Il fallait rendre la chose spectaculaire et ne surtout pas s’occuper de la vie de Marilyn. Jamais le terme de biopic n’a été aussi peu adéquat.

On rate la vie de Marilyn, et l’on manque toute forme possible du vivant. Or, il est convenu que le mythe, c’est la mort. On nous propose donc ici l’autopsie maladroite et voyeuriste du mythe. Certains plans sont plutôt réussis cependant, comme lors de cette séquence d’essai, en noir et blanc, où Marilyn verse des larmes de crocodile.

Blonde, 2022

Ici, Ana de Armas a la fragilité d’une héroïne de Fitzgerald. Quelque chose se passe, mais on enchaîne assez vite sur autre chose. Le rythme effréné du film ajoutant à la surenchère générale.  

Andrew Dominik parvient à défaire l’image de Monroe, sans grande finesse, en la piétinant presque. Ce n’est jamais que de l’icône après tout.

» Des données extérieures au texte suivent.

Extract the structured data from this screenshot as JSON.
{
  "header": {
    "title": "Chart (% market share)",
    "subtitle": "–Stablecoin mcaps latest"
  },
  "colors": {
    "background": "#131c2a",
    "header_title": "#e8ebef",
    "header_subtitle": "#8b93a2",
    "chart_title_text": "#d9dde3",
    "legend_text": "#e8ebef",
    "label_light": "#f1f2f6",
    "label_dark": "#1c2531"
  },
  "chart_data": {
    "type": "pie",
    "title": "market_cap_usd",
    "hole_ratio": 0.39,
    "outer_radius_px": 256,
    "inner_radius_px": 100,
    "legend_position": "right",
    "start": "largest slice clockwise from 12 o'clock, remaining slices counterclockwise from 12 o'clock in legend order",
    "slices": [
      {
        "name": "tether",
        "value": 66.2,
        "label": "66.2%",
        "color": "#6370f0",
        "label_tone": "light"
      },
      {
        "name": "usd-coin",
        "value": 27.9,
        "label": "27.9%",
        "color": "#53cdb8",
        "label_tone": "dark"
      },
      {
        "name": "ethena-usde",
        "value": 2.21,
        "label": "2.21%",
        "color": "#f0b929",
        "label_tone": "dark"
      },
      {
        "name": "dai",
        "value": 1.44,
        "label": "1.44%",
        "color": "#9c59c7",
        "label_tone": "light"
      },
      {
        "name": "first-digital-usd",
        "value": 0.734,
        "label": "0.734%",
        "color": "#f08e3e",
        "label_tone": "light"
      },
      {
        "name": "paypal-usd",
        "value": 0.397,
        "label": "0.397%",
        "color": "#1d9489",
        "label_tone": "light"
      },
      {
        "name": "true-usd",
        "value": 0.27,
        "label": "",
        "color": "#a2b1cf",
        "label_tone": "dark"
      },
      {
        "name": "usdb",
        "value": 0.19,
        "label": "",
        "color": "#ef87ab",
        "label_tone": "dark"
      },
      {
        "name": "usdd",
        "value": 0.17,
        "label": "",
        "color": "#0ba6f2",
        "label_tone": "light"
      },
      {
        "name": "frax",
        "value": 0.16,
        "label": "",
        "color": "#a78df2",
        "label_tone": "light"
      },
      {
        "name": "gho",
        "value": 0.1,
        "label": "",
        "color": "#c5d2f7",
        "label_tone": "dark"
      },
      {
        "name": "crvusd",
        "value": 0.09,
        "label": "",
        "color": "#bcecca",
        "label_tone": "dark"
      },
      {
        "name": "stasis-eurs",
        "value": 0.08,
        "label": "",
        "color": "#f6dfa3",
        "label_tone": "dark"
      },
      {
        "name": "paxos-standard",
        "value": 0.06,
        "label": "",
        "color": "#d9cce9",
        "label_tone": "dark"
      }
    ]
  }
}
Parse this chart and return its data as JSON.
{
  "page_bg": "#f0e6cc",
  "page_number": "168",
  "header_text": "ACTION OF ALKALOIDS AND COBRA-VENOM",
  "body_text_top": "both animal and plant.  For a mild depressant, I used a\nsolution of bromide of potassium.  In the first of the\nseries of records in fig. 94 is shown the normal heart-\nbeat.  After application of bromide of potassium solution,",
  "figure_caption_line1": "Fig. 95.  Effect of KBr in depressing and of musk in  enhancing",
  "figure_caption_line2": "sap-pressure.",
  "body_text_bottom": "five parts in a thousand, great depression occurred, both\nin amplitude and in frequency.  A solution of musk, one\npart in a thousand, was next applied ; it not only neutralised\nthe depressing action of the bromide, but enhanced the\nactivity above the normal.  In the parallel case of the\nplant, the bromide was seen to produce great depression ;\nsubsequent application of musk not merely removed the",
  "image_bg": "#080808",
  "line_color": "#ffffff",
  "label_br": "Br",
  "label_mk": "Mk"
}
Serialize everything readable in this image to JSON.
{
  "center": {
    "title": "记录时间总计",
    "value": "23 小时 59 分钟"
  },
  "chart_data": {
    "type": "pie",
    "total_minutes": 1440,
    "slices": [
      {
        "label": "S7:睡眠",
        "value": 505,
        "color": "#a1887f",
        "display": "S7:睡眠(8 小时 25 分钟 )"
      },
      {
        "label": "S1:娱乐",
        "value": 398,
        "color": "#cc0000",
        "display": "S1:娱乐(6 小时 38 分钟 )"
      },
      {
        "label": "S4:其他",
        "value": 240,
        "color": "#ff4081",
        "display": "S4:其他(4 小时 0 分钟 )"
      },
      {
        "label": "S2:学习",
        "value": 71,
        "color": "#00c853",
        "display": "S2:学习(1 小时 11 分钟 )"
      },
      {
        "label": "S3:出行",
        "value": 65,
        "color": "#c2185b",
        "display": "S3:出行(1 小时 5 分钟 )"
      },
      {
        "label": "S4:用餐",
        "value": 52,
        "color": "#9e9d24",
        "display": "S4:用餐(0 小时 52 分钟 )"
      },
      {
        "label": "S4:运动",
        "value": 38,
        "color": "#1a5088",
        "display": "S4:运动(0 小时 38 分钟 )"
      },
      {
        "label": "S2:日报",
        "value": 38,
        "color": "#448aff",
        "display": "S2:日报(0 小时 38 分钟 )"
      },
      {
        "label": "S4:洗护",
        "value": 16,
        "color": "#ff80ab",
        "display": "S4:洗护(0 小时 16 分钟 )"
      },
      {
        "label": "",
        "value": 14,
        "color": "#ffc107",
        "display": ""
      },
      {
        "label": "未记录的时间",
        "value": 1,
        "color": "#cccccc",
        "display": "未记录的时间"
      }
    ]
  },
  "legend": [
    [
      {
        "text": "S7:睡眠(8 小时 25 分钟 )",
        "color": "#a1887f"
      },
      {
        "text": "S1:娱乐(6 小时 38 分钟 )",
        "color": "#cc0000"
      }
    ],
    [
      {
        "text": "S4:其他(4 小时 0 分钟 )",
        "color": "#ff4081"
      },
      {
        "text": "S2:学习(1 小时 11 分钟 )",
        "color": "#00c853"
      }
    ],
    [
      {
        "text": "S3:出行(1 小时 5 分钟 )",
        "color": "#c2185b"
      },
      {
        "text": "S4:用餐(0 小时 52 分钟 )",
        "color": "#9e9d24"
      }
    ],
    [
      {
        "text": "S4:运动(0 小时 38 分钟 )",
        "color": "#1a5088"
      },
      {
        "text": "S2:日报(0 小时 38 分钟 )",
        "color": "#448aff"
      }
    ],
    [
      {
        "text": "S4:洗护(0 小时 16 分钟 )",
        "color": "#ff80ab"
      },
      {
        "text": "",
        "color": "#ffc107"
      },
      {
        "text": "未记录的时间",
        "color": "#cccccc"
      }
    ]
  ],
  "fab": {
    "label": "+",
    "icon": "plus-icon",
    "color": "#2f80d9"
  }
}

La poitrine de de Armas sauve peut-être certains plans, mais vouloir ainsi fonder une esthétique sur des aréoles, quand bien même remarquables, est tout de même un peu faible et contestable.

Le moins que l’on puisse dire, c’est que le romanesque délibéré d’Oates permettait de rêver le mythe, d’en dégrafer le corset avec davantage de subtilité. Si on a deux heures et quarante-sept minutes à perdre, on pourra visionner ce film sur la célèbre plateforme, mais on ne verra pas grand-chose de la vie de Marilyn.

Blonde, 2022

Il y a un mérite au film d’Andrew Dominik, celui de donner envie de lire ou de relire le roman de Joyce Carol Oates. Ou bien de découvrir Musée Marilyn d’Anne Savelli.